Here are my tips for involving employees in leveraging sponsorship:
1. The ‘Hello’ Factor: if you are using any brand ambassadors to promote your business as part of the sponsorship, make sure they do something that gives employees access to them. Even something simple can be effective, such as a personal appearance in the office, so staff can get autographs and pictures.
2. Share the love: don’t make tickets the sole preserve of the sales team! You probably have a raft of people who would love the experience of going to a stadium event, even if the teams or sport involved weren’t ones they would usually support. For example, consider your receptionist. They rarely get these sorts of perks but since they greet everyone who crosses your office threshold, they have the potential to be very positive advocates of how great your sponsorship is – provided they have seen first hand what it is you are doing.
3. Doing it for the kids: a number of companies in sport have become heavily involved in creating initiatives for children – don’t forget that many of your employees are parents too and probably have sports-mad kids at home.
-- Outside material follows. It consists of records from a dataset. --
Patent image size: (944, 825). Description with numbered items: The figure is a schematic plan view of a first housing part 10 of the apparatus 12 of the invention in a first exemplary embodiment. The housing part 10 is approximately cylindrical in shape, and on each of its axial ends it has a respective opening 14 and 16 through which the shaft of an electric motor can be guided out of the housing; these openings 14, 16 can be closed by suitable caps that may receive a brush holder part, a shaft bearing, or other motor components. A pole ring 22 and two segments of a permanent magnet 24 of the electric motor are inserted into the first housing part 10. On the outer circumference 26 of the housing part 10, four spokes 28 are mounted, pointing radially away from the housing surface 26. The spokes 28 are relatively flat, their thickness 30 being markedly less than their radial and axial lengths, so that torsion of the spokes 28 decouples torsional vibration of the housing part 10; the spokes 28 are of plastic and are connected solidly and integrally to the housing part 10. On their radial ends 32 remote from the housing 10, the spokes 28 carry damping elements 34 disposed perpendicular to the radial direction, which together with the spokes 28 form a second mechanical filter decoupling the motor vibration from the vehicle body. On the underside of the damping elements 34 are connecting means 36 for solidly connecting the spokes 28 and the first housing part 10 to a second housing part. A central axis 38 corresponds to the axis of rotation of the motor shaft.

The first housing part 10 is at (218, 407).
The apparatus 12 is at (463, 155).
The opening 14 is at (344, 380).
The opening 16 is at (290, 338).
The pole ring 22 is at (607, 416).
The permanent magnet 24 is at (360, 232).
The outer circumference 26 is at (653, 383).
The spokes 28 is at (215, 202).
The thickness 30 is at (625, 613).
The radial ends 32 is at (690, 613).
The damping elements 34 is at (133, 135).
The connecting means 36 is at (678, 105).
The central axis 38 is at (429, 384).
Make sure you find ways to present opportunities to them too.
4. Glamour is relative: don’t over-estimate the level at which your staff are prepared to help. For example, one company we worked with asked for volunteers to be ‘human signposts’ at a top-level event – which basically meant they could be standing in the rain for eight hours – yet we still received over 5,000 responses and the people selected absolutely loved being involved in something so totally different from their day job.
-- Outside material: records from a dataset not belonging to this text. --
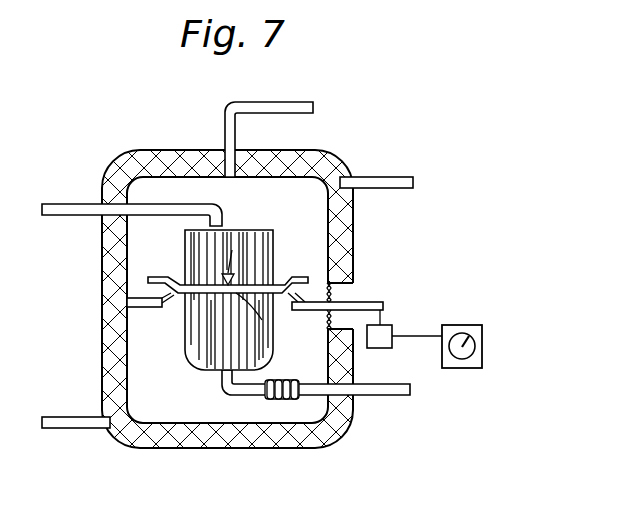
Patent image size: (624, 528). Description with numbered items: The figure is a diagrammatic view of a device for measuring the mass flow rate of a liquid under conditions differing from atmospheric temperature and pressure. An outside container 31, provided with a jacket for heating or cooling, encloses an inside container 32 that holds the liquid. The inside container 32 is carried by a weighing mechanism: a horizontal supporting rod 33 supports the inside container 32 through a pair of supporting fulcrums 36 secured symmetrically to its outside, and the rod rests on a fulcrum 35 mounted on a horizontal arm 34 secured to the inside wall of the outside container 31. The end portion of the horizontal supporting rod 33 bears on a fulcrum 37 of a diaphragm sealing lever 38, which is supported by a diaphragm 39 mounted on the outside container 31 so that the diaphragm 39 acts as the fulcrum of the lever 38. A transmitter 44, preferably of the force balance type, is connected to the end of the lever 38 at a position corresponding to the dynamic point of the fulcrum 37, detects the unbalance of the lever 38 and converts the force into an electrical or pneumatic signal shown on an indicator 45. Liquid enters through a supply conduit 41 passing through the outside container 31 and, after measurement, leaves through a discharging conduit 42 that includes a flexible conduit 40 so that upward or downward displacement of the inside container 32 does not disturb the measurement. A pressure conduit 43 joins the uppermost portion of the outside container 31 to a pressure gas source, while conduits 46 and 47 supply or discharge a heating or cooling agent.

The outside container 31 is at (328, 168).
The inside container 32 is at (205, 355).
The horizontal supporting rod 33 is at (262, 320).
The horizontal arm 34 is at (148, 307).
The fulcrum 35 is at (152, 277).
The supporting fulcrums 36 is at (232, 250).
The fulcrum 37 is at (299, 284).
The diaphragm sealing lever 38 is at (355, 302).
The diaphragm 39 is at (326, 326).
The flexible conduit 40 is at (263, 396).
The supply conduit 41 is at (60, 216).
The discharging conduit 42 is at (392, 396).
The pressure conduit 43 is at (298, 103).
The transmitter 44 is at (378, 348).
The indicator 45 is at (483, 343).
The conduit 46 is at (60, 417).
The conduit 47 is at (401, 178).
5. Size isn’t important: to my mind, sponsorship starts with something as small as getting a box at a football or rugby club. Even this has the potential to go wrong when one manager, who happens to be a huge fan of the team in question, has made the box their fiefdom rather than a company resource. In tough times, expenditure such as this should be made to work even harder. Involve as many staff as possible in this, much as you would in a major initiative.
ENS assisted BT in staging a staff-engagement event prior to the Singapore summit that saw the IOC announce the winning host city of the 2012 Olympics. BT was a premier partner in supporting London’s bid to host the 2012 Olympics.
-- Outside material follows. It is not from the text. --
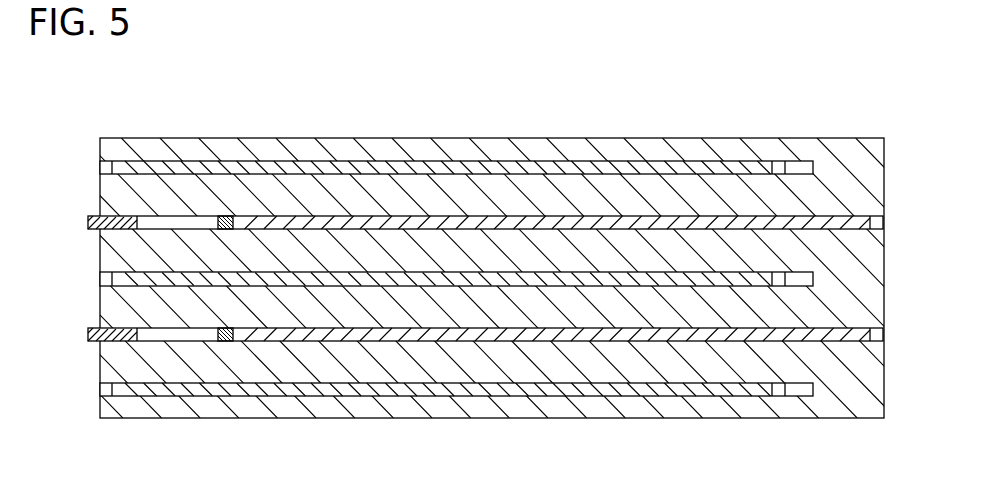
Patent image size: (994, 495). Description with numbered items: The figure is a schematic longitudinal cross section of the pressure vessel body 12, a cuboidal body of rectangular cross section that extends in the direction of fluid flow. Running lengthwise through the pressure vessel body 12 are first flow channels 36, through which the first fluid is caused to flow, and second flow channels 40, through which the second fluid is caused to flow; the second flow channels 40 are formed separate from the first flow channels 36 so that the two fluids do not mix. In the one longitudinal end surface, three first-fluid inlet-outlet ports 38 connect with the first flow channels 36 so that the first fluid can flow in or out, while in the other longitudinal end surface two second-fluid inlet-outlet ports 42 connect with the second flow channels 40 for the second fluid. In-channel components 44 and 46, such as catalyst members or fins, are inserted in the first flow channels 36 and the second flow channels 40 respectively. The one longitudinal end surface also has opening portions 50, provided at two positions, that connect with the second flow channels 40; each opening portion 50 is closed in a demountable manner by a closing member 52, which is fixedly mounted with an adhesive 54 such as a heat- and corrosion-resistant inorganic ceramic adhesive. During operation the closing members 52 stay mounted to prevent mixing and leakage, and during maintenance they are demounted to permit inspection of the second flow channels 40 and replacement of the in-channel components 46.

With the objective of inspiring staff to ‘Back the Bid’ online, ENS recommended staging a one-day indoor rowing competition, led by BT’s Bid Ambassador James Cracknell, across the four regional head offices (London, Edinburgh, Belfast and Cardiff). BT personnel were set two challenges: one was to ‘Crack Cracknell’ – to row further than James did in one minute; the other was to go ‘Rowing for Gold’, which involved clocking up kilometres at any chosen speed in a collective attempt to get their building the nearest to Singapore.
The event was staged in such a way that it was open to all staff, including wheelchair users, while employee engagement was maximised through webcasting the event over the company intranet and having challenge results updated every 30 seconds online.
Staff and celebrities took part across four locations with thousands of staff joining in, viewing the events live or signing up to BT’s ‘Back the Bid’ webpage – and one staff member, the last to take part, ended up out-rowing James".